Continuer à s’intéresser avec obstination à des questions qui ne sont pas la priorité des jeunes martiniquais et guadeloupéens pourrait entraîner des révoltes de plus en plus fortes avec une perte de confiance envers les élus et l’autoréalisation de ce qu’il faut redouter : l’apparition d’une grande crise financière, puis économique et sociale sur fond d’hyper-inflation, et l’on appelle cela une spirale de l’échec !
La crise économique et sociale créera un tel choc sur la consommation que les gens devenus chômeurs ne consommeront plus, les entreprises exsangues financièrement ne paieront plus d’impôt, les collectivités même celles ayant opté pour un nouveau statut ne percevront plus de recettes tangibles et enchaîneront les plans d’austérité avec une hausse des impôts locaux et une baisse des interventions sociales pour réduire les déficits. C’est là dans ce contexte délétère que j’appelle à nouveau à éviter pour la Martinique et la Guadeloupe un repli identitaire aux lourdes conséquences.

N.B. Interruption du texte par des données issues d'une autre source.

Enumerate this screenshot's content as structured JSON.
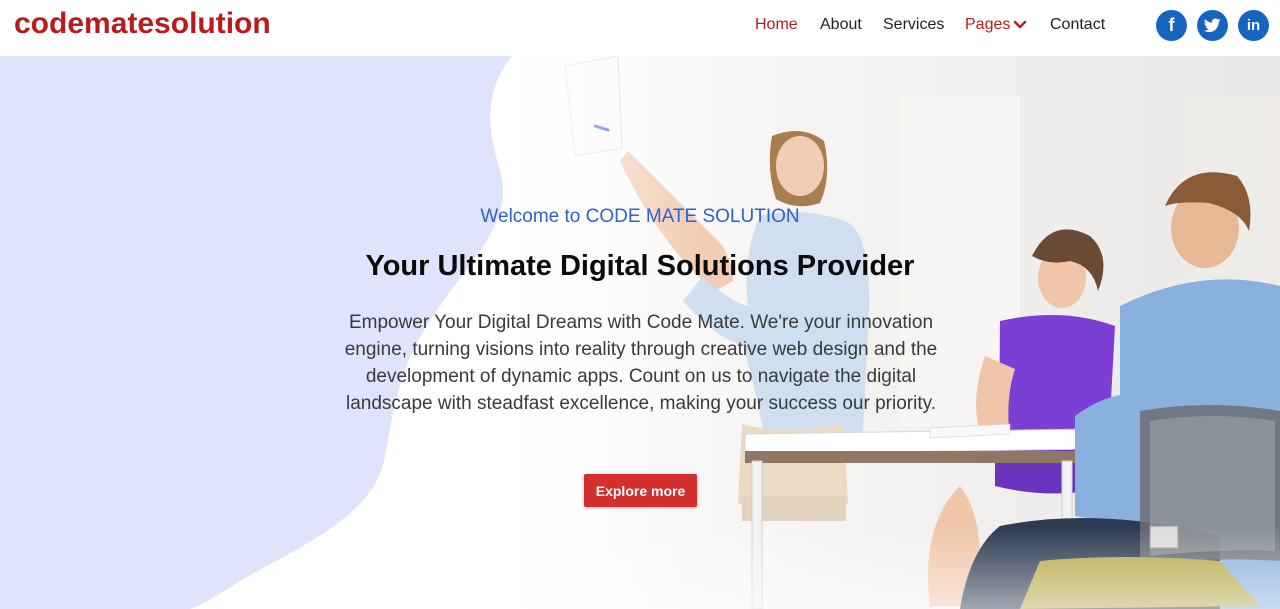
{
  "brand": {
    "name": "codematesolution",
    "color": "#b71c1c"
  },
  "nav": {
    "items": [
      {
        "label": "Home",
        "active": true
      },
      {
        "label": "About"
      },
      {
        "label": "Services"
      },
      {
        "label": "Pages",
        "has_dropdown": true
      },
      {
        "label": "Contact"
      }
    ]
  },
  "socials": [
    {
      "name": "facebook",
      "icon": "facebook-icon",
      "glyph": "f"
    },
    {
      "name": "twitter",
      "icon": "twitter-icon"
    },
    {
      "name": "linkedin",
      "icon": "linkedin-icon",
      "glyph": "in"
    }
  ],
  "hero": {
    "welcome": "Welcome to CODE MATE SOLUTION",
    "headline": "Your Ultimate Digital Solutions Provider",
    "description": "Empower Your Digital Dreams with Code Mate. We're your innovation engine, turning visions into reality through creative web design and the development of dynamic apps. Count on us to navigate the digital landscape with steadfast excellence, making your success our priority.",
    "cta_label": "Explore more"
  },
  "colors": {
    "accent_red": "#d32f2f",
    "brand_red": "#b71c1c",
    "social_blue": "#1565c0",
    "welcome_blue": "#2f5fd7",
    "blob_lavender": "#dfe3fb"
  }
}
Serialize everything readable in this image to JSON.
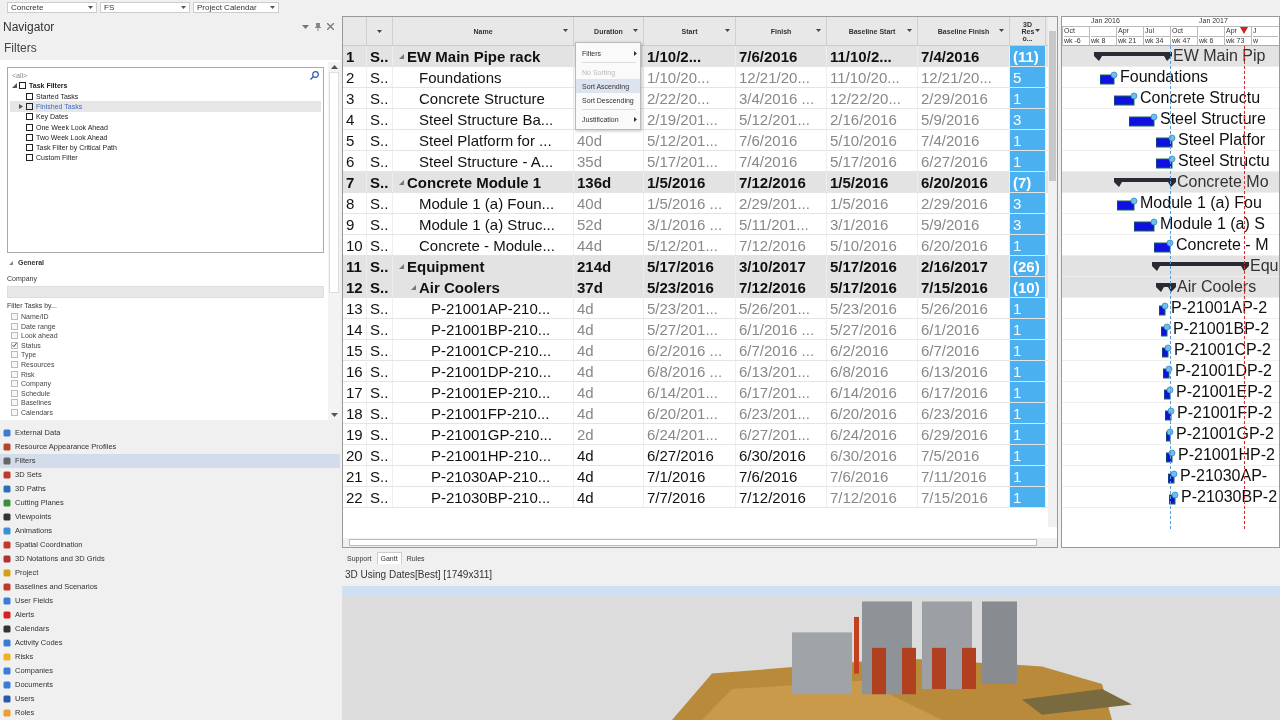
{
  "toolbar": {
    "dropdowns": [
      "Concrete",
      "FS",
      "Project Calendar"
    ]
  },
  "navigator": {
    "title": "Navigator",
    "section": "Filters",
    "filter_tree": {
      "placeholder": "<all>",
      "root": {
        "label": "Task Filters",
        "expanded": true,
        "checked": false,
        "children": [
          {
            "label": "Started Tasks",
            "checked": false,
            "selected": false
          },
          {
            "label": "Finished Tasks",
            "checked": false,
            "selected": true,
            "expanded": false
          },
          {
            "label": "Key Dates",
            "checked": false,
            "selected": false
          },
          {
            "label": "One Week Look Ahead",
            "checked": false,
            "selected": false
          },
          {
            "label": "Two Week Look Ahead",
            "checked": false,
            "selected": false
          },
          {
            "label": "Task Filter by Critical Path",
            "checked": false,
            "selected": false
          },
          {
            "label": "Custom Filter",
            "checked": false,
            "selected": false
          }
        ]
      }
    },
    "general": {
      "title": "General",
      "expanded": true,
      "company_label": "Company",
      "filter_by_label": "Filter Tasks by...",
      "options": [
        {
          "label": "Name/ID",
          "checked": false
        },
        {
          "label": "Date range",
          "checked": false
        },
        {
          "label": "Look ahead",
          "checked": false
        },
        {
          "label": "Status",
          "checked": true
        },
        {
          "label": "Type",
          "checked": false
        },
        {
          "label": "Resources",
          "checked": false
        },
        {
          "label": "Risk",
          "checked": false
        },
        {
          "label": "Company",
          "checked": false
        },
        {
          "label": "Schedule",
          "checked": false
        },
        {
          "label": "Baselines",
          "checked": false
        },
        {
          "label": "Calendars",
          "checked": false
        }
      ]
    },
    "items": [
      {
        "label": "External Data",
        "selected": false
      },
      {
        "label": "Resource Appearance Profiles",
        "selected": false
      },
      {
        "label": "Filters",
        "selected": true
      },
      {
        "label": "3D Sets",
        "selected": false
      },
      {
        "label": "3D Paths",
        "selected": false
      },
      {
        "label": "Cutting Planes",
        "selected": false
      },
      {
        "label": "Viewpoints",
        "selected": false
      },
      {
        "label": "Animations",
        "selected": false
      },
      {
        "label": "Spatial Coordination",
        "selected": false
      },
      {
        "label": "3D Notations and 3D Grids",
        "selected": false
      },
      {
        "label": "Project",
        "selected": false
      },
      {
        "label": "Baselines and Scenarios",
        "selected": false
      },
      {
        "label": "User Fields",
        "selected": false
      },
      {
        "label": "Alerts",
        "selected": false
      },
      {
        "label": "Calendars",
        "selected": false
      },
      {
        "label": "Activity Codes",
        "selected": false
      },
      {
        "label": "Risks",
        "selected": false
      },
      {
        "label": "Companies",
        "selected": false
      },
      {
        "label": "Documents",
        "selected": false
      },
      {
        "label": "Users",
        "selected": false
      },
      {
        "label": "Roles",
        "selected": false
      }
    ]
  },
  "table": {
    "columns": [
      "Name",
      "Duration",
      "Start",
      "Finish",
      "Baseline Start",
      "Baseline Finish",
      "3D Res o..."
    ],
    "rows": [
      {
        "kind": "summary",
        "number": "1",
        "code": "S..",
        "name": "EW Main Pipe rack",
        "start": "1/10/2...",
        "finish": "7/6/2016",
        "baseline_start": "11/10/2...",
        "baseline_finish": "7/4/2016",
        "resources": "(11)",
        "gantt_label": "EW Main Pip",
        "expanded": true,
        "children": [
          {
            "kind": "task",
            "dimmed": true,
            "number": "2",
            "code": "S..",
            "name": "Foundations",
            "start": "1/10/20...",
            "finish": "12/21/20...",
            "baseline_start": "11/10/20...",
            "baseline_finish": "12/21/20...",
            "resources": "5",
            "gantt_label": "Foundations"
          },
          {
            "kind": "task",
            "dimmed": true,
            "number": "3",
            "code": "S..",
            "name": "Concrete Structure",
            "start": "2/22/20...",
            "finish": "3/4/2016 ...",
            "baseline_start": "12/22/20...",
            "baseline_finish": "2/29/2016",
            "resources": "1",
            "gantt_label": "Concrete Structu"
          },
          {
            "kind": "task",
            "dimmed": true,
            "number": "4",
            "code": "S..",
            "name": "Steel Structure Ba...",
            "start": "2/19/201...",
            "finish": "5/12/201...",
            "baseline_start": "2/16/2016",
            "baseline_finish": "5/9/2016",
            "resources": "3",
            "gantt_label": "Steel Structure"
          },
          {
            "kind": "task",
            "dimmed": true,
            "number": "5",
            "code": "S..",
            "name": "Steel Platform for ...",
            "duration": "40d",
            "start": "5/12/201...",
            "finish": "7/6/2016",
            "baseline_start": "5/10/2016",
            "baseline_finish": "7/4/2016",
            "resources": "1",
            "gantt_label": "Steel Platfor"
          },
          {
            "kind": "task",
            "dimmed": true,
            "number": "6",
            "code": "S..",
            "name": "Steel Structure - A...",
            "duration": "35d",
            "start": "5/17/201...",
            "finish": "7/4/2016",
            "baseline_start": "5/17/2016",
            "baseline_finish": "6/27/2016",
            "resources": "1",
            "gantt_label": "Steel Structu"
          }
        ]
      },
      {
        "kind": "summary",
        "number": "7",
        "code": "S..",
        "name": "Concrete Module 1",
        "duration": "136d",
        "start": "1/5/2016",
        "finish": "7/12/2016",
        "baseline_start": "1/5/2016",
        "baseline_finish": "6/20/2016",
        "resources": "(7)",
        "gantt_label": "Concrete Mo",
        "expanded": true,
        "children": [
          {
            "kind": "task",
            "dimmed": true,
            "number": "8",
            "code": "S..",
            "name": "Module 1 (a) Foun...",
            "duration": "40d",
            "start": "1/5/2016 ...",
            "finish": "2/29/201...",
            "baseline_start": "1/5/2016",
            "baseline_finish": "2/29/2016",
            "resources": "3",
            "gantt_label": "Module 1 (a) Fou"
          },
          {
            "kind": "task",
            "dimmed": true,
            "number": "9",
            "code": "S..",
            "name": "Module 1 (a) Struc...",
            "duration": "52d",
            "start": "3/1/2016 ...",
            "finish": "5/11/201...",
            "baseline_start": "3/1/2016",
            "baseline_finish": "5/9/2016",
            "resources": "3",
            "gantt_label": "Module 1 (a) S"
          },
          {
            "kind": "task",
            "dimmed": true,
            "number": "10",
            "code": "S..",
            "name": "Concrete - Module...",
            "duration": "44d",
            "start": "5/12/201...",
            "finish": "7/12/2016",
            "baseline_start": "5/10/2016",
            "baseline_finish": "6/20/2016",
            "resources": "1",
            "gantt_label": "Concrete - M"
          }
        ]
      },
      {
        "kind": "summary",
        "number": "11",
        "code": "S..",
        "name": "Equipment",
        "duration": "214d",
        "start": "5/17/2016",
        "finish": "3/10/2017",
        "baseline_start": "5/17/2016",
        "baseline_finish": "2/16/2017",
        "resources": "(26)",
        "gantt_label": "Equ",
        "expanded": true,
        "children": [
          {
            "kind": "summary",
            "number": "12",
            "code": "S..",
            "name": "Air Coolers",
            "duration": "37d",
            "start": "5/23/2016",
            "finish": "7/12/2016",
            "baseline_start": "5/17/2016",
            "baseline_finish": "7/15/2016",
            "resources": "(10)",
            "gantt_label": "Air Coolers",
            "expanded": true,
            "children": [
              {
                "kind": "task",
                "dimmed": true,
                "number": "13",
                "code": "S..",
                "name": "P-21001AP-210...",
                "duration": "4d",
                "start": "5/23/201...",
                "finish": "5/26/201...",
                "baseline_start": "5/23/2016",
                "baseline_finish": "5/26/2016",
                "resources": "1",
                "gantt_label": "P-21001AP-2"
              },
              {
                "kind": "task",
                "dimmed": true,
                "number": "14",
                "code": "S..",
                "name": "P-21001BP-210...",
                "duration": "4d",
                "start": "5/27/201...",
                "finish": "6/1/2016 ...",
                "baseline_start": "5/27/2016",
                "baseline_finish": "6/1/2016",
                "resources": "1",
                "gantt_label": "P-21001BP-2"
              },
              {
                "kind": "task",
                "dimmed": true,
                "number": "15",
                "code": "S..",
                "name": "P-21001CP-210...",
                "duration": "4d",
                "start": "6/2/2016 ...",
                "finish": "6/7/2016 ...",
                "baseline_start": "6/2/2016",
                "baseline_finish": "6/7/2016",
                "resources": "1",
                "gantt_label": "P-21001CP-2"
              },
              {
                "kind": "task",
                "dimmed": true,
                "number": "16",
                "code": "S..",
                "name": "P-21001DP-210...",
                "duration": "4d",
                "start": "6/8/2016 ...",
                "finish": "6/13/201...",
                "baseline_start": "6/8/2016",
                "baseline_finish": "6/13/2016",
                "resources": "1",
                "gantt_label": "P-21001DP-2"
              },
              {
                "kind": "task",
                "dimmed": true,
                "number": "17",
                "code": "S..",
                "name": "P-21001EP-210...",
                "duration": "4d",
                "start": "6/14/201...",
                "finish": "6/17/201...",
                "baseline_start": "6/14/2016",
                "baseline_finish": "6/17/2016",
                "resources": "1",
                "gantt_label": "P-21001EP-2"
              },
              {
                "kind": "task",
                "dimmed": true,
                "number": "18",
                "code": "S..",
                "name": "P-21001FP-210...",
                "duration": "4d",
                "start": "6/20/201...",
                "finish": "6/23/201...",
                "baseline_start": "6/20/2016",
                "baseline_finish": "6/23/2016",
                "resources": "1",
                "gantt_label": "P-21001FP-2"
              },
              {
                "kind": "task",
                "dimmed": true,
                "number": "19",
                "code": "S..",
                "name": "P-21001GP-210...",
                "duration": "2d",
                "start": "6/24/201...",
                "finish": "6/27/201...",
                "baseline_start": "6/24/2016",
                "baseline_finish": "6/29/2016",
                "resources": "1",
                "gantt_label": "P-21001GP-2"
              },
              {
                "kind": "task",
                "dimmed": false,
                "number": "20",
                "code": "S..",
                "name": "P-21001HP-210...",
                "duration": "4d",
                "start": "6/27/2016",
                "finish": "6/30/2016",
                "baseline_start": "6/30/2016",
                "baseline_finish": "7/5/2016",
                "resources": "1",
                "gantt_label": "P-21001HP-2"
              },
              {
                "kind": "task",
                "dimmed": false,
                "number": "21",
                "code": "S..",
                "name": "P-21030AP-210...",
                "duration": "4d",
                "start": "7/1/2016",
                "finish": "7/6/2016",
                "baseline_start": "7/6/2016",
                "baseline_finish": "7/11/2016",
                "resources": "1",
                "gantt_label": "P-21030AP-"
              },
              {
                "kind": "task",
                "dimmed": false,
                "number": "22",
                "code": "S..",
                "name": "P-21030BP-210...",
                "duration": "4d",
                "start": "7/7/2016",
                "finish": "7/12/2016",
                "baseline_start": "7/12/2016",
                "baseline_finish": "7/15/2016",
                "resources": "1",
                "gantt_label": "P-21030BP-2"
              }
            ]
          }
        ]
      }
    ]
  },
  "context_menu": {
    "items": [
      {
        "label": "Filters",
        "submenu": true,
        "disabled": false,
        "hovered": false
      },
      {
        "label": "No Sorting",
        "submenu": false,
        "disabled": true,
        "hovered": false
      },
      {
        "label": "Sort Ascending",
        "submenu": false,
        "disabled": false,
        "hovered": true
      },
      {
        "label": "Sort Descending",
        "submenu": false,
        "disabled": false,
        "hovered": false
      },
      {
        "label": "Justification",
        "submenu": true,
        "disabled": false,
        "hovered": false
      }
    ]
  },
  "gantt": {
    "years": [
      {
        "label": "Jan 2016"
      },
      {
        "label": "Jan 2017"
      }
    ],
    "columns": [
      {
        "month": "Oct",
        "week": "wk -6"
      },
      {
        "week": "wk 8"
      },
      {
        "month": "Apr",
        "week": "wk 21"
      },
      {
        "month": "Jul",
        "week": "wk 34"
      },
      {
        "month": "Oct",
        "week": "wk 47"
      },
      {
        "week": "wk 6"
      },
      {
        "month": "Apr",
        "week": "wk 73"
      },
      {
        "month": "J",
        "week": "w"
      }
    ]
  },
  "bottom_tabs": [
    {
      "label": "Support",
      "selected": false
    },
    {
      "label": "Gantt",
      "selected": true
    },
    {
      "label": "Rules",
      "selected": false
    }
  ],
  "view": {
    "title": "3D Using Dates[Best] [1749x311]",
    "kind": "picture"
  }
}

Le risque est de continuer de donner de la force aux discours de repli identitaire, de repli xénophobe, car selon nous, ce sont des récits nihilistes extrêmement dangereux pour nos sociétés qui s’alimentent du refus de débattre de solutions économique justes, équitables de réorganisation du système. Avec la crise du Covid 19 : l’étau des inégalités va bientôt se resserrer sur les Antilles. Mais il serait trop simple de se contenter de pointer du doigt la départementalisation et marteler les vertus supposées magiques d’un changement institutionnel .Qui ne dit rien ne se trompe pas, mais qui ne fait rien peut se tromper ; mais vu les circonstances actuelles de la crise, nous n’avons pas le droit de nous tromper de voie sur le plan des institutions et surtout de minimiser les réformes économiques et sociales pourtant indispensables à horizon 2025.
En foi de quoi, nous tous et toutes, nos politiques et nos élites avons le devoir d’agir pour installer au plus vite en Guadeloupe ce nouveau modèle économique et social dont nous avons déjà tracé les contours dans nos précédentes tribunes.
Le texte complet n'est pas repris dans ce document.